At first, this book was hard for me to get through because I kept on falling asleep while reading.  It was kind of dry with a bunch of facts and the reason I kept going was because I was learning so much.  By the middle of it, I got really into it and finally started putting the pieces together, how this product relates to the next.  I started writing out the chemical formulas for the reactions Ettlinger was talking about so I can actually see what chemicals were being used. 

Ettlinger does an amazing job and his research is very extensive.  As I was reading, I kept thinking how in the world did he have the time and resources to do all this.  He has done something all of us have put off.  Figuring out what exactly we are putting in our bodies.  His book is split up into chapters, or shall I say ingredients.  Each chapter explains where the ingredient comes from, it’s etymology, it uses and functions in the Twinkie, other food products, and other industrial uses, and how it’s processed. 

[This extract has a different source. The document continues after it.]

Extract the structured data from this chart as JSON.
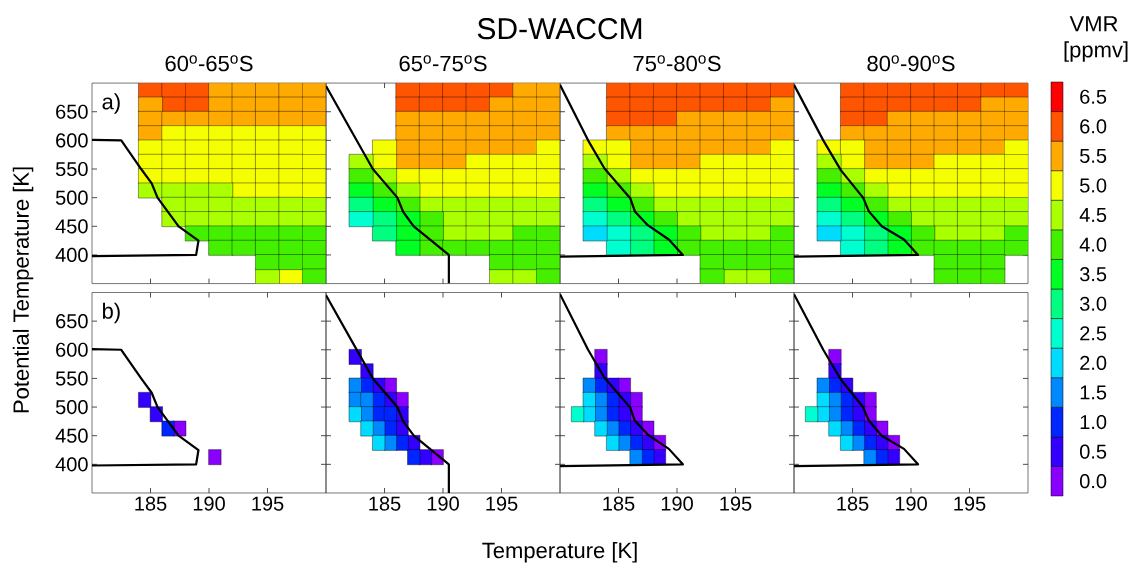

I felt so empowered by the end of the book with what I had learned.  I was grocery shopping last night and each time I’d pick something off the shelf and read the ingredients, I was like thinking, “Wow, I actually know what this stuff really is.” I looked around at all the people walking up and down the aisle, and felt pity for them.  They were going to go home and put food in their mouth that might not be real food, but just looks like it.  (Twinkies really don’t have any real eggs or butter in them, but they are artificially flavored so you think they do.)

At the end though, I felt like Ettlinger was justifying all the processing of modern foods and how no alarming bell should be sound because of this book.  Looking at salt, NaCl, sodium being highly reactive on its own, and chlorine being the world’s most lethal chemical alone, together they find a place on every household table as salt.  Yes they aren’t healthful when they are apart, but together they become a total different compound, neutralizing the bad components.  He also talks about how we shouldn’t be alarmed when scientist manipulate molecules in our food to make new foods, because when we boil water or frying an egg, we’re doing the same thing, rearranging molecules.  I find it unreasonable to make such a comparison because freezing or boiling water or cooking an egg isn’t changing that it’s still water or egg. 

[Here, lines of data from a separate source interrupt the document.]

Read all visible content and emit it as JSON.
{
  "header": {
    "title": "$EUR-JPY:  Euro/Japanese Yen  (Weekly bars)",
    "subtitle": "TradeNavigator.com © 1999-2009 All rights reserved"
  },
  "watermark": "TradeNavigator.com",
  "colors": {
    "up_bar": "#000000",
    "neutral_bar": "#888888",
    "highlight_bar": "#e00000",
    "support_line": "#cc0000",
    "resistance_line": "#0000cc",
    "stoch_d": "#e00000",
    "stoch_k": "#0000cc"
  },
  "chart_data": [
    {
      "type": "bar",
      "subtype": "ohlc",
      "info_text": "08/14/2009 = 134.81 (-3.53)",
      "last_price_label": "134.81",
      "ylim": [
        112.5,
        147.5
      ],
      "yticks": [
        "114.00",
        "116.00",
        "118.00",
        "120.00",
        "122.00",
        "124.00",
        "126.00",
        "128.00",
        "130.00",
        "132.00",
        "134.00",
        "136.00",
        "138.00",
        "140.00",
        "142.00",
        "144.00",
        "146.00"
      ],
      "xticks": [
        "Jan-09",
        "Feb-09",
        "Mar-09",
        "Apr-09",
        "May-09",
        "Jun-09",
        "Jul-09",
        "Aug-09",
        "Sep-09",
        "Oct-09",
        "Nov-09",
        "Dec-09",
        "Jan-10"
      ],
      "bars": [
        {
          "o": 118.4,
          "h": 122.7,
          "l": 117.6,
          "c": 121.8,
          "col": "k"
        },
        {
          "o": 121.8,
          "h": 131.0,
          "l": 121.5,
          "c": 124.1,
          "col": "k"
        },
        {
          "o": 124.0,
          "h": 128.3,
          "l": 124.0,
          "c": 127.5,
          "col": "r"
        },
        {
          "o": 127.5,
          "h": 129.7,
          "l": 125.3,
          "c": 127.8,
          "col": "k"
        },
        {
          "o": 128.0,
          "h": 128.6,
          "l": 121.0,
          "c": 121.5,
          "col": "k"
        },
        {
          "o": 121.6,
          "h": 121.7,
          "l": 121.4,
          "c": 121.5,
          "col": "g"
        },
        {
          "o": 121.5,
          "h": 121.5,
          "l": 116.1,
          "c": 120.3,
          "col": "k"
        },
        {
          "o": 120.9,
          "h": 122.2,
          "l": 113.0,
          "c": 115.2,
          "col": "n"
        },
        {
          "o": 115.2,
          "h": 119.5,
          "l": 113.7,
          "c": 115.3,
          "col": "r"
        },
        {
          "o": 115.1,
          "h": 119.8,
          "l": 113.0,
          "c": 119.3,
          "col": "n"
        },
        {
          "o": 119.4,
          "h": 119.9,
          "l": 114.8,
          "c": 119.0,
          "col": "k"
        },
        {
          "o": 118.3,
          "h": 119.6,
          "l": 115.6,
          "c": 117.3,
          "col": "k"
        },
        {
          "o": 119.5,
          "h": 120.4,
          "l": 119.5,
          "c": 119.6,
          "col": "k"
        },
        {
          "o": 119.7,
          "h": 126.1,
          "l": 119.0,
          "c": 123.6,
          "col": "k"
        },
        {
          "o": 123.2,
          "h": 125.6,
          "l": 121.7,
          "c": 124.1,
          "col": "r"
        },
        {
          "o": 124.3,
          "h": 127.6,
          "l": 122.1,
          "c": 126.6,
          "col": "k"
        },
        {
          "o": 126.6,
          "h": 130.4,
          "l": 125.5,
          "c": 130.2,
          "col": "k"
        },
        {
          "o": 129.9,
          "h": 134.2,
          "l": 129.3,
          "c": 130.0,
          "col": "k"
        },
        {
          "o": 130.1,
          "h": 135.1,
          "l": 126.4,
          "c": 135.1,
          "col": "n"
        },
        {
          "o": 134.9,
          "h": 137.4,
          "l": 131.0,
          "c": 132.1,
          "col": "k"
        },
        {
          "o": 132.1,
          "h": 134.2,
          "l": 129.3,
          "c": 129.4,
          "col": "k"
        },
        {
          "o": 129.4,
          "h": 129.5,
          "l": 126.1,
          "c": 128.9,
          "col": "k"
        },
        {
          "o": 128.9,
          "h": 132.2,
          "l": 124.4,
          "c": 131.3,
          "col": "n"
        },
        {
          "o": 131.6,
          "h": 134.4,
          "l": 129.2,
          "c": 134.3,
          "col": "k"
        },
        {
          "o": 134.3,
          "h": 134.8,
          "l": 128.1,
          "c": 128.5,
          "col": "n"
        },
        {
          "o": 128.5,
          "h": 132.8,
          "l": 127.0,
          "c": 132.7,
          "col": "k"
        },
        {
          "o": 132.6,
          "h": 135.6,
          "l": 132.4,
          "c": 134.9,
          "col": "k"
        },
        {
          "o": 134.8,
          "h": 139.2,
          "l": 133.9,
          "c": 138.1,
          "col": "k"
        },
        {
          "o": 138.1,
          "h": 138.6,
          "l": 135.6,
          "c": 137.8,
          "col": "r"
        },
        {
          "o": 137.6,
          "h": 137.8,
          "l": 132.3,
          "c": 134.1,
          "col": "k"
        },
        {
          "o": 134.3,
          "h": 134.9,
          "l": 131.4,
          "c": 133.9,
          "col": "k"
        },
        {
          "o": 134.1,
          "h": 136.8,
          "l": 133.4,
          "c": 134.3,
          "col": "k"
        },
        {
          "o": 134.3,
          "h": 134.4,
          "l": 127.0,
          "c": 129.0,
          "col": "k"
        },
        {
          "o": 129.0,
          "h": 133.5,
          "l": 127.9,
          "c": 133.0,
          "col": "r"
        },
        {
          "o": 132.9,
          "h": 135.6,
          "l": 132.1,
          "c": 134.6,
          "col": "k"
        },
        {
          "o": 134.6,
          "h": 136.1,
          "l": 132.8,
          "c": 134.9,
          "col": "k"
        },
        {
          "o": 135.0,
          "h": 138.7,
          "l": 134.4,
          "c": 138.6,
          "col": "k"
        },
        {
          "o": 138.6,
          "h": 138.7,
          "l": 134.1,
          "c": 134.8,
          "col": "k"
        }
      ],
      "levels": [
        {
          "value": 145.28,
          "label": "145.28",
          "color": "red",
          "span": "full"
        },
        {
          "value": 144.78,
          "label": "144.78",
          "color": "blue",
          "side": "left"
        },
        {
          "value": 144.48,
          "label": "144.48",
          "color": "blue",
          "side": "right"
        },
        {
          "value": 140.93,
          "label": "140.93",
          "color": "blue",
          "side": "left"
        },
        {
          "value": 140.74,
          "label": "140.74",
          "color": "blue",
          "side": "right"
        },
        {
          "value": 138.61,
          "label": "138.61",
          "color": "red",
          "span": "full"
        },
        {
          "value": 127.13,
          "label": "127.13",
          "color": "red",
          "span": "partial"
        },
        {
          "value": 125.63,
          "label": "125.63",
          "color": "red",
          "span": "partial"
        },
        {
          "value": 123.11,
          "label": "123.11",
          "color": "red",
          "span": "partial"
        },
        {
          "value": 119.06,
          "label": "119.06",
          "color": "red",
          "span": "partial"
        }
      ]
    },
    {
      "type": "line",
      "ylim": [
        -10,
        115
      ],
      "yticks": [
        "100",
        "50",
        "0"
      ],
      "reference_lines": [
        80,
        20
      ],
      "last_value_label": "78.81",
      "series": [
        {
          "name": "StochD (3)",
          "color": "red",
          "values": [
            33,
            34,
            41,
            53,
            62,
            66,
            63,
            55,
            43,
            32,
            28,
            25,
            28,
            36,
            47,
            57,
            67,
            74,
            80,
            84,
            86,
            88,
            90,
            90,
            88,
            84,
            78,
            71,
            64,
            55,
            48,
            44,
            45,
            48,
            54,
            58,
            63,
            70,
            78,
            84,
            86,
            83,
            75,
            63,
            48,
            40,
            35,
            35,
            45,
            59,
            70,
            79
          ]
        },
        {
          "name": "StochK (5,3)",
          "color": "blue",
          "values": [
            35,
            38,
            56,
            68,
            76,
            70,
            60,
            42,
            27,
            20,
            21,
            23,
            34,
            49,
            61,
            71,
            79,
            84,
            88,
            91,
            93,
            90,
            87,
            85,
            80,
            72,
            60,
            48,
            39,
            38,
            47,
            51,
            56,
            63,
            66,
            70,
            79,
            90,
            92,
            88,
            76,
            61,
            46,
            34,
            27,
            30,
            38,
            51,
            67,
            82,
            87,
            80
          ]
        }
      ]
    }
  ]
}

Methods like curing and smoking have been around for centuries and they don’t make fake foods.  Curing simply draws out the water out of the food using salt or sugar.  Yes this is processing, but there has to be a line drawn somewhere. 

Maybe this is why our nation is so obese and every other person has cancer.  Because we are eating things that start off from petroleum and not eating from the earth that is rich in nutreints. 

If you want to know what you’re really eating, this is definitely a book to read.  You’d be surprised where many of our common ingredients come from and how they are processed.  I for one, would never let my kids eat such things.